Cela fait maintenant un demi-siècle que le ministère de la Culture publie tous les dix ans environ, une grande étude sur les pratiques culturelles des français. Réalisée de février 2018 à mars 2019 avec un échantillon de 9 200 personnes de plus de 15 ans (elles étaient 5 000 en 2008), cette sixième édition est riche en enseignements concernant les grandes mutations de ces dernières années, en particulier avec la montée en puissance du numérique. 

Qui va au cinéma, au théâtre, dans les musées ou à la bibliothèque, et à quelle fréquence ? Quels sont les usages en déclin et ceux en fortes hausse ? Voici ce à quoi répond cette étude réalisée par le département des études, de la prospective et des statistiques du ministère de la Culture. La première grosse tendance que les auteurs font émerger, c'est la place croissante qu'occupe la culture dans la vie des Français, tout âge, milieu social ou situation géographique confondus.

Les sociologues du ministère expliquent cette hausse par le formidable essor du numérique ces dix dernières années. L'écoute de la musique en ligne, le visionnage de vidéos sur des plateformes de type Netflix et Youtube, ou encore les jeux vidéos occupent désormais une place prépondérante dans la vie de la plupart des français. Malgré tout, ce constat révèle également une importante fracture entre la culture dite patrimoniale (aller au concert, au cinéma, visiter une exposition ou un lieu du patrimoine) et celle dite numérique. 

La première connaît globalement un recul tandis que la seconde a explosé, et particulièrement chez les moins de 35 ans. Ces deux mondes vivent d'ailleurs leurs vies de façon parallèle, sans vraiment se croiser. Et c'est principalement la hausse de la culture numérique qui explique la stagnation, voire la baisse de certains usages de la culture patrimoniale. 
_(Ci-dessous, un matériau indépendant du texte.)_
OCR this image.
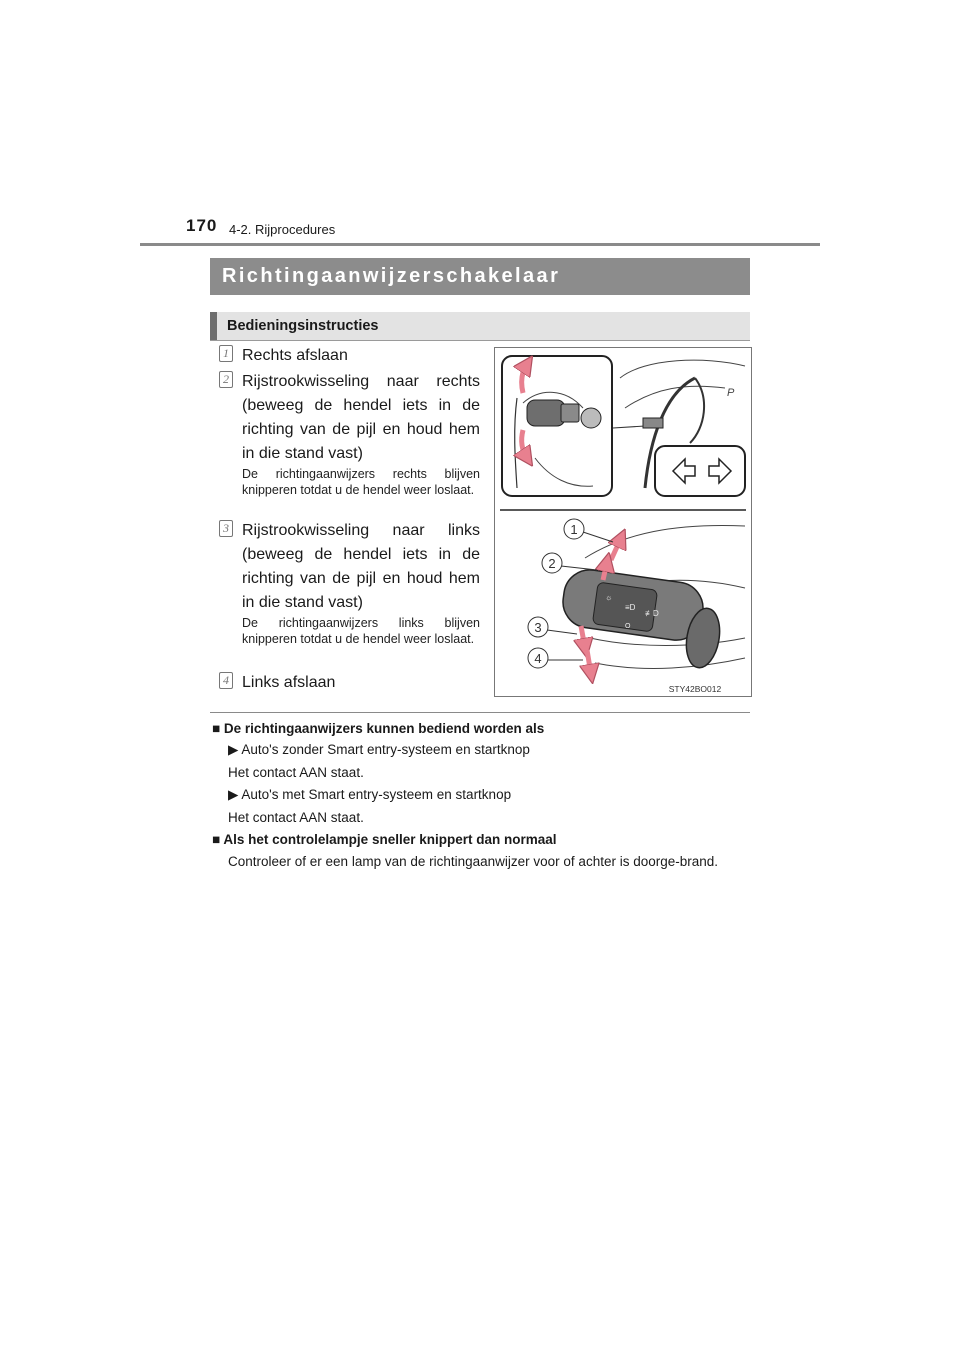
170 4-2. Rijprocedures
Richtingaanwijzerschakelaar
Bedieningsinstructies
1 Rechts afslaan
2 Rijstrookwisseling naar rechts (beweeg de hendel iets in de richting van de pijl en houd hem in die stand vast)
De richtingaanwijzers rechts blijven knipperen totdat u de hendel weer loslaat.
3 Rijstrookwisseling naar links (beweeg de hendel iets in de richting van de pijl en houd hem in die stand vast)
De richtingaanwijzers links blijven knipperen totdat u de hendel weer loslaat.
4 Links afslaan
P
☼
≡D
≢D
O
1
2
3
4
STY42BO012
■ De richtingaanwijzers kunnen bediend worden als
▶ Auto's zonder Smart entry-systeem en startknop
Het contact AAN staat.
▶ Auto's met Smart entry-systeem en startknop
Het contact AAN staat.
■ Als het controlelampje sneller knippert dan normaal
Controleer of er een lamp van de richtingaanwijzer voor of achter is doorge-brand.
Le domaine de la musique est un exemple révélateur. Jamais autant de Français n'ont écouté de la musique, tous styles confondus. 81% des sondés déclarent écouter de la musique (hors radio), et 57% disent le faire tous les jours. Ils n'étaient que 34% en 2008, et 9% en 1973. Une pratique qui a explosé avec l'arrivée des plateformes de streaming audio comme Spotify ou Deezer. 
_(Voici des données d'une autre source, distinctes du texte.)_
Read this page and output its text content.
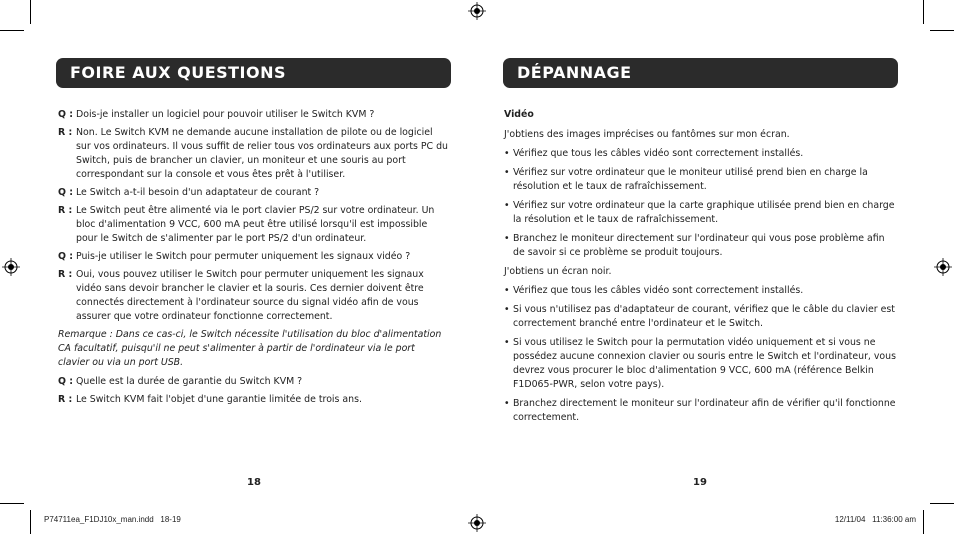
FOIRE AUX QUESTIONS
Q : Dois-je installer un logiciel pour pouvoir utiliser le Switch KVM ?
R : Non. Le Switch KVM ne demande aucune installation de pilote ou de logiciel sur vos ordinateurs. Il vous suffit de relier tous vos ordinateurs aux ports PC du Switch, puis de brancher un clavier, un moniteur et une souris au port correspondant sur la console et vous êtes prêt à l'utiliser.
Q : Le Switch a-t-il besoin d'un adaptateur de courant ?
R : Le Switch peut être alimenté via le port clavier PS/2 sur votre ordinateur. Un bloc d'alimentation 9 VCC, 600 mA peut être utilisé lorsqu'il est impossible pour le Switch de s'alimenter par le port PS/2 d'un ordinateur.
Q : Puis-je utiliser le Switch pour permuter uniquement les signaux vidéo ?
R : Oui, vous pouvez utiliser le Switch pour permuter uniquement les signaux vidéo sans devoir brancher le clavier et la souris. Ces dernier doivent être connectés directement à l'ordinateur source du signal vidéo afin de vous assurer que votre ordinateur fonctionne correctement.
Remarque : Dans ce cas-ci, le Switch nécessite l'utilisation du bloc d'alimentation CA facultatif, puisqu'il ne peut s'alimenter à partir de l'ordinateur via le port clavier ou via un port USB.
Q : Quelle est la durée de garantie du Switch KVM ?
R : Le Switch KVM fait l'objet d'une garantie limitée de trois ans.
18
DÉPANNAGE
Vidéo
J'obtiens des images imprécises ou fantômes sur mon écran.
• Vérifiez que tous les câbles vidéo sont correctement installés.
• Vérifiez sur votre ordinateur que le moniteur utilisé prend bien en charge la résolution et le taux de rafraîchissement.
• Vérifiez sur votre ordinateur que la carte graphique utilisée prend bien en charge la résolution et le taux de rafraîchissement.
• Branchez le moniteur directement sur l'ordinateur qui vous pose problème afin de savoir si ce problème se produit toujours.
J'obtiens un écran noir.
• Vérifiez que tous les câbles vidéo sont correctement installés.
• Si vous n'utilisez pas d'adaptateur de courant, vérifiez que le câble du clavier est correctement branché entre l'ordinateur et le Switch.
• Si vous utilisez le Switch pour la permutation vidéo uniquement et si vous ne possédez aucune connexion clavier ou souris entre le Switch et l'ordinateur, vous devrez vous procurer le bloc d'alimentation 9 VCC, 600 mA (référence Belkin F1D065-PWR, selon votre pays).
• Branchez directement le moniteur sur l'ordinateur afin de vérifier qu'il fonctionne correctement.
19
P74711ea_F1DJ10x_man.indd   18-19	12/11/04   11:36:00 am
En parallèle, ils sont un peu moins nombreux à s'être rendus dans un concert de rock ou de jazz (11% en 2018 contre 13% en 1997). Idem pour la musique classique, dont la fréquentation des concerts continue de baisser. Seulement 6% des personnes interrogées y sont allées, elles étaient 9% en 1997. 

L'étude confirme également le vieillissement des spectateurs des concerts de musique classique, principalement représentée par la génération du baby-boom, qui est celle qui a le plus fréquenté les concerts classique, tendance que l'on observait déjà lors des précédentes études. Plus grave, les 15-28 ans ne sont que 2% à s'être rendus dans une salle de concert pour écouter de la musique classique dans le courant de l'année. Chiffre qui n'a jamais été aussi bas. Enfin l'étude confirme que ce sont toujours les milieux aisés et les plus diplômés qui constituent la majorité des spectateurs. 

Seuls les concerts de variété connaissent une hausse de leur fréquentation, portée par l'essor du rap. L'étude montre que ce ne sont plus les générations des 15-24 ans (10% en 2018) qui fréquentent majoritairement ces concerts, mais les 40-59 ans (19%). Enfin les festivals de musique poursuivent leur progression : 8% s'y rendaient en 1973, et 19% en 2018. Une pratique culturelle en hausse à tous les âges mais particulièrement chez les plus de 40 ans. 

Autre enseignement intéressant de cette étude, la pratique amateur d'un art est en baisse. 39% des personnes interrogées disent avoir une activité artistique régulière. Concernant la pratique musicale amateur seule ou en groupe, ils étaient 20% en 1988 et ne sont plus que 11% en 2018. Des pratiquants de moins en moins jeunes, de plus en plus féminins et plus en plus aisés, soulignent les auteurs. 

Enfin, l'étude révèle le formidable essor du jeu vidéo, la bonne santé des salles de cinéma, le déclin inexorable de la lecture et la désertion de la radio par les plus jeunes. Des enseignements qui devraient être autant de pistes pour Roselyne Bachelot, nouvelle ministre de la Culture, pour tenter de faire repartir un milieu qui souffre énormément des conséquences de la crise du coronavirus.